I feel like using a live USB doesn't really help much since those freezes are very random and there is quite some time in between some of them. Furthermore I used the same hardware setup with preeetty much the same software on arch before and the same error occurred as well. Although testing an installation without any nvidia drivers could be interesting as well. It wouldn't really solve the problem though because I kinda want to use them (initially I wanted to buy an AMD card anyway, but I didn't find a good one for a decent price). The issue could also be caused by some other components not playing nice with the nvidia card but I don't know how likely that actually is.

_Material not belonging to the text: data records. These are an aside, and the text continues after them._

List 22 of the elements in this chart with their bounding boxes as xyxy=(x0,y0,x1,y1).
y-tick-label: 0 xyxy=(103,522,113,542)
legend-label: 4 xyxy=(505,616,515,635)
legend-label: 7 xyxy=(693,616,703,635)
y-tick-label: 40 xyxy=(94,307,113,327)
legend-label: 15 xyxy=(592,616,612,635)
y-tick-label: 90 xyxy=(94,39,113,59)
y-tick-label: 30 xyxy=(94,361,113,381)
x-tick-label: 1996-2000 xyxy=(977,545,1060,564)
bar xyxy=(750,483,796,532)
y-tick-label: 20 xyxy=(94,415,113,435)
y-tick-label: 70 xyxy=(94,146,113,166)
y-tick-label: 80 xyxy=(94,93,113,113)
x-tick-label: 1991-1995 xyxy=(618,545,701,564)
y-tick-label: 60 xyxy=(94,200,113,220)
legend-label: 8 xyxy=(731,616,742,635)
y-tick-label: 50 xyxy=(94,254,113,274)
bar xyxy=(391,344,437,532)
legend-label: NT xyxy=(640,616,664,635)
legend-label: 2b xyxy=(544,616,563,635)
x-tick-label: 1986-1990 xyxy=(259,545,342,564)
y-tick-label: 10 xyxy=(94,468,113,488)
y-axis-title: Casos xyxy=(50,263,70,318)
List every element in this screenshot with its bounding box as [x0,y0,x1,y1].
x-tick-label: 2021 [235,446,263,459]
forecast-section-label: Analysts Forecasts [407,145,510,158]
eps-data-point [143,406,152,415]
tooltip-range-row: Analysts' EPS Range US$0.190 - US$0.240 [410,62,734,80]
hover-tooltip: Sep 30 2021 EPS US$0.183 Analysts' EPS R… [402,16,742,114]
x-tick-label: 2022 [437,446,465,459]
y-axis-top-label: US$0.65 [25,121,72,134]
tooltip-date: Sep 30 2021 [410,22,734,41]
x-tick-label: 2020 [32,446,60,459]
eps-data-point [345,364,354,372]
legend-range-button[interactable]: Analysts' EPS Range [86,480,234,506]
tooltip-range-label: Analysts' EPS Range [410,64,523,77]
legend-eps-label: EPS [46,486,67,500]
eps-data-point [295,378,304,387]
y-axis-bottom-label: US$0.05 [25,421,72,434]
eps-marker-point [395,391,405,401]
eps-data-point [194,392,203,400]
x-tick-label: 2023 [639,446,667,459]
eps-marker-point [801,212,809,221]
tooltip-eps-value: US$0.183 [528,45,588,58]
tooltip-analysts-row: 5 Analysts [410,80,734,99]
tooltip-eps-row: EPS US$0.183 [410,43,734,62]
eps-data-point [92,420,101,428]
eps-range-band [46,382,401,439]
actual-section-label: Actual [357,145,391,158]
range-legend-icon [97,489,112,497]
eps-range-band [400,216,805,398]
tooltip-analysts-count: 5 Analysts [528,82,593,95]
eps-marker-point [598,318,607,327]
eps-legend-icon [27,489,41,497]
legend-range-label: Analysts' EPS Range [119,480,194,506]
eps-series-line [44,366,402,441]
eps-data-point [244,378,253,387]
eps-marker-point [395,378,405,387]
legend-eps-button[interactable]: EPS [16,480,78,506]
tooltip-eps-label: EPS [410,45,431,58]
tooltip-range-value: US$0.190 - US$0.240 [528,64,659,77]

With thermal paste, personally I just put a thin covering over the top of the chip(s) with a plastic spreader, any excess squishes out. Too much excess using electrically conductive pastes can be bad news, just messy with non-conductive types.  ;D  If you do a test run then take off the heatsink you can see how it went, then clean up and redo it, but I also agree that is very unlikely to be the cause of those symptoms.
My only concerns were that I pup on to little thermal paste. I'm not good at estimating sizes and distances and wasn't sure if I got it as stated in the manual. I'll probably put that at about the end of the list of things I want to check.

Re: Random Freezes

Reply #14
The suggestion of using another distro, perhaps from a live usb, you could install it if you preferred, is to use totally different software and versions. Arch and Artix with the same DE are going to share ~90% bugs. Devuan stable on another desktop will have ~90% different bugs. So if the problem goes away it shows it's more likely to be software not hardware or vice versa if  it's still there.